Lübben-Treppendorf. Begegnen sich zwei Autos, wird es für Fußgänger oder Radfahrer gefährlich. Nach eindeutigem Beschluss wird jetzt der Antrag beim Straßenverkehrsamt auf eine bauliche Einengung der Brücke vorbereitet.

Im dritten Anlauf hat es geklappt. Eine schwierige Situation an zentraler Stelle in Treppendorf soll künftig entschärft werden, und zwar mit rot-weißen, wassergefüllten Plastikelementen. Sie sollen die Fahrbahn auf der Berstebrücke auf eine Spur einengen. Begegnungsverkehr wird dann nicht mehr möglich sein. Ende vergangenen Jahres stimmten die Stadtverordneten mit großer Mehrheit bei nur drei Enthaltungen zu – nachdem das Ansinnen zuvor zweimal im Bauausschuss gescheitert war.

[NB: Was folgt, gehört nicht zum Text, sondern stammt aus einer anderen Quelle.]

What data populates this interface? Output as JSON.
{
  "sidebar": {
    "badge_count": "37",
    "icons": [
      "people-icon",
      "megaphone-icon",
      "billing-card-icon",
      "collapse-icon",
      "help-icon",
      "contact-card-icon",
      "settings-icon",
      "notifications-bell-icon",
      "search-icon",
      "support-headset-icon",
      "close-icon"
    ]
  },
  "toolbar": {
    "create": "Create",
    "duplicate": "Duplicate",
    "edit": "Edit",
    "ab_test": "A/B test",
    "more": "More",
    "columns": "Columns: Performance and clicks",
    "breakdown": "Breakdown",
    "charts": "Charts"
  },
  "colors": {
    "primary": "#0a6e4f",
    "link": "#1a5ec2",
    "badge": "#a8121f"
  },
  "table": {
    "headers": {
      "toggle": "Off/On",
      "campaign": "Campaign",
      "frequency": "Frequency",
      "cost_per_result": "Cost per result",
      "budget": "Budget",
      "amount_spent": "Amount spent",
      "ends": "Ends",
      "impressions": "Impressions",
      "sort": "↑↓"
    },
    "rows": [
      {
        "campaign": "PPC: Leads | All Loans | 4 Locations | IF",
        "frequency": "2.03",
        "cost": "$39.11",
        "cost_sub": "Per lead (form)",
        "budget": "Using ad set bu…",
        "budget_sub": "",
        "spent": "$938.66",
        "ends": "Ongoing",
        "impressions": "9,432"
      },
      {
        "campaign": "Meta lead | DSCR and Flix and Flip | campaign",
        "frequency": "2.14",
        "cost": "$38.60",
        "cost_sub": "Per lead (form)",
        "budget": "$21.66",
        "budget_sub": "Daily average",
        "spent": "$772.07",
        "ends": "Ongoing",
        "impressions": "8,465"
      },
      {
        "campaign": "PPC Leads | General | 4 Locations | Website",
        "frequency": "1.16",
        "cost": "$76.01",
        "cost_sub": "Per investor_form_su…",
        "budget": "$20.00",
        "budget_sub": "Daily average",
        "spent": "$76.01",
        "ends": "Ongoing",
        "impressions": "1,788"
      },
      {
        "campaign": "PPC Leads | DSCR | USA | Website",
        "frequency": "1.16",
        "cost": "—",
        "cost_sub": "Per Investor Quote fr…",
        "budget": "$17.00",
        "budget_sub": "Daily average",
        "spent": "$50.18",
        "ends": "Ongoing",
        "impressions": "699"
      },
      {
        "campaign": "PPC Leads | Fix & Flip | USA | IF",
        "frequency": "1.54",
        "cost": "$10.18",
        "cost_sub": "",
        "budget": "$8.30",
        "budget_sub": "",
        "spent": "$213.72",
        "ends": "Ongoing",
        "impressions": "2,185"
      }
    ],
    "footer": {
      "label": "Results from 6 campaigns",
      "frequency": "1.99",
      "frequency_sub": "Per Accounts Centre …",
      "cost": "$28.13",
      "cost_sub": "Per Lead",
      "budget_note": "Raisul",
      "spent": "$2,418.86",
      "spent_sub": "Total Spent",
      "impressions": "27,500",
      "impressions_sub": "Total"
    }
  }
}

Stadtverordneter Marco Sell (CDU/Grüne) berichtete bei der Gelegenheit aus eigener Erfahrung von gefährlichen Situationen oder Unfällen an dieser Stelle. „Es wird höchste Zeit, dass wir da etwas machen – eigentlich ist es schon zu spät.“

Tatsächlich ist die Lage unübersichtlich: Eine breite Kreuzung liegt vor der Brücke, hinter der es bergauf geht. Aus der Gegenrichtung geht es bergab und direkt anschließend auf die Kopfsteinpflasterkreuzung. Das eigentliche Problem ist jedoch die Enge der Brücke. Zwei Fahrzeuge würden um Haaresbreite aneinander vorbeipassen. Sollte in dem Moment noch ein Fußgänger oder Fahrradfahrer die Brücke queren, müsste dieser fast ins derzeit ziemlich frische Berstewasser springen, um sich in Sicherheit zu bringen. Platz ist definitiv keiner mehr.